We use the example of two simple dice and simulate rolling the dice with the random number generator in NumPy ```np.random.choice``` that returns one of the numbers listed in the arguments randomly.
%% Cell type:code id: tags:
```
import numpy as np
import matplotlib.pyplot as plt
import seaborn as sns
```
%% Cell type:markdown id: tags:
# Two (simple) Dice
Imagine we have two six-sided dice and roll them.
If we either roll them one after the the other, or both at the same time:
In either case we expect that each number appears with the same frequency and that there is no dependency between them.
Now we do the same thing but only record the numbers if one of the dice shows either a 5 or a 6.

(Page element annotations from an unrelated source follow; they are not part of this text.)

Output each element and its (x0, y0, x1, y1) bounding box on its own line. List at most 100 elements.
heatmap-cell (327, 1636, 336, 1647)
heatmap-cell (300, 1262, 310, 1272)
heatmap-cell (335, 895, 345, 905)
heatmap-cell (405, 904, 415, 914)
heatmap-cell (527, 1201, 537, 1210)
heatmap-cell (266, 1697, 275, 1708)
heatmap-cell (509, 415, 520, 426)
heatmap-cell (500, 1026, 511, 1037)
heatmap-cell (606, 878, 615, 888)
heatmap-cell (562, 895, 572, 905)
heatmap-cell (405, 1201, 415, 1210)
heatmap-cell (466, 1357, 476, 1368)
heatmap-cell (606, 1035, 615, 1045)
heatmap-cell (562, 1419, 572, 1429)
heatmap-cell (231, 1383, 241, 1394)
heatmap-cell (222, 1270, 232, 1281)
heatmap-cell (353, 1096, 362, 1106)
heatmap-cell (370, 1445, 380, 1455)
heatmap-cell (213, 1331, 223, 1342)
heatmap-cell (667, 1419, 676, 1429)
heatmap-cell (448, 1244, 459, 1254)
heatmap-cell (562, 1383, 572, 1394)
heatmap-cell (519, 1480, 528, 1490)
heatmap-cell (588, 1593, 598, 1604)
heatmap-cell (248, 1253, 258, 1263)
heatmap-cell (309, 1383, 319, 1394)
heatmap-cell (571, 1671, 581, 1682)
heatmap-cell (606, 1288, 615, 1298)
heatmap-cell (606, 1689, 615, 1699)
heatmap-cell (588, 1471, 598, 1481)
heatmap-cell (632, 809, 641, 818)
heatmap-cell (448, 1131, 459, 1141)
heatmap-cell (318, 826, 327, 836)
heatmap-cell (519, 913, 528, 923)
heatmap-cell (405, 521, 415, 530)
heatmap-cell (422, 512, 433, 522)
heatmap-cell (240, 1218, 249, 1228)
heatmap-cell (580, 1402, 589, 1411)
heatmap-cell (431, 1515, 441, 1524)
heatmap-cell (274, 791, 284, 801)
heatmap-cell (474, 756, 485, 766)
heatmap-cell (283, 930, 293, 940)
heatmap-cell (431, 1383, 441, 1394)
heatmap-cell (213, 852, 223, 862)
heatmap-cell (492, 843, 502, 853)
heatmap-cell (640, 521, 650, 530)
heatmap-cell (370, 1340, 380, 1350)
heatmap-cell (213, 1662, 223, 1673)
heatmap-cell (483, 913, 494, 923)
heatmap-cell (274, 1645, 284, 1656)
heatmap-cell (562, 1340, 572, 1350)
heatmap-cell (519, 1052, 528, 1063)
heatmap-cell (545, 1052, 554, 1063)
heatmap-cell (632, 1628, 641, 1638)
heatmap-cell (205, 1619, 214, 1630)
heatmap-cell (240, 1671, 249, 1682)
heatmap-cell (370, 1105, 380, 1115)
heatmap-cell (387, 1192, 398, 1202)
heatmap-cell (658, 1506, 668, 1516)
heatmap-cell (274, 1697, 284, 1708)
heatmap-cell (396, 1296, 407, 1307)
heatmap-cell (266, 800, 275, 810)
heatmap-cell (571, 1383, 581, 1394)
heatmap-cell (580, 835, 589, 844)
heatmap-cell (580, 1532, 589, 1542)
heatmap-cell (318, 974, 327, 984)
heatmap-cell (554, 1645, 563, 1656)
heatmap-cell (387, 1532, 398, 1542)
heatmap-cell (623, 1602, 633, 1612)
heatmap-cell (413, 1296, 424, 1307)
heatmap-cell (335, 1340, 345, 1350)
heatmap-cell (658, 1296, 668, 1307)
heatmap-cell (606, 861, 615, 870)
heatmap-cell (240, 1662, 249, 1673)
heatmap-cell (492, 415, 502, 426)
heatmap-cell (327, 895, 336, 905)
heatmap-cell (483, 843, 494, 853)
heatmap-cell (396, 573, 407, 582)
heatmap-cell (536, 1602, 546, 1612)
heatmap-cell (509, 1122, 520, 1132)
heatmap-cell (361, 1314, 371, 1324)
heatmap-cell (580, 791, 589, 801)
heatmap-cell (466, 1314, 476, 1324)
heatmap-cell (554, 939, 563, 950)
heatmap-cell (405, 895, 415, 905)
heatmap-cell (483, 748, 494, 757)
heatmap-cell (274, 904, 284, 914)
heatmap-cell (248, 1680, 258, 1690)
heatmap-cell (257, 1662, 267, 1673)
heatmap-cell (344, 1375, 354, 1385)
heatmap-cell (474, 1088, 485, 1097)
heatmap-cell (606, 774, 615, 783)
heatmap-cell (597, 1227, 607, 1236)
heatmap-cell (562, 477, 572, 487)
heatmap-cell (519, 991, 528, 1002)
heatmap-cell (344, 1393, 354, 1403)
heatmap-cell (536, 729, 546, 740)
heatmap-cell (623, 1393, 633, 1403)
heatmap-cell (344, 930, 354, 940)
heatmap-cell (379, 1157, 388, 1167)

%% Cell type:code id: tags:
```
dice_1 = []
dice_2 = []
for i in (np.arange(n_random)):
d_1 = np.random.choice([1,2,3,4,5,6], 1)
d_2 = np.random.choice([1,2,3,4,5,6], 1)
if d_1 == 5 or d_1 == 6 or d_2 == 5 or d_2 == 6:
dice_1.append(d_1[0])
dice_2.append(d_2[0])
```
%% Cell type:markdown id: tags:
Now we compute the correlation between the two set of numbers.
Now we compute the correlation between the two sets of numbers.
The two numbers are now strongly correlated.
This is not surprising, because we changed the way we recorded the data:
We only record the outcomes of the two dice if one of them shows a 5 or a 6.
Hence, we expect that we observe these two numbers in the final set of recorded values much more frequently than any other value - and we do see this in the plot below.
All other numbers occur as well - but we do not observe them as frequently as we see the numbers 5 and 6.
When we think about this in the sequence: We change the way we record the data, and then we observe a change in the outcome, it seems obvious what is happening and why.
However, in other situations, we start from a very different premise:
We obtain the data (or are given the data) and we may not know the data were acquired,
For example, imagine the task of a (novice) data scientist who is given the data we have generated above and is tasked with building a prediction model or using machine learning based on these data. In this case, we would easily conclude that the two variables are correlated and have a distribution skewed to high values.
With our knowledge "behind the scenes" we know that these effects are just artefacts from the way we obtain the data.
This highlights the importance of understanding not only where the data we use comes from, but also how it was recorded and which potential issues may arise from this setup.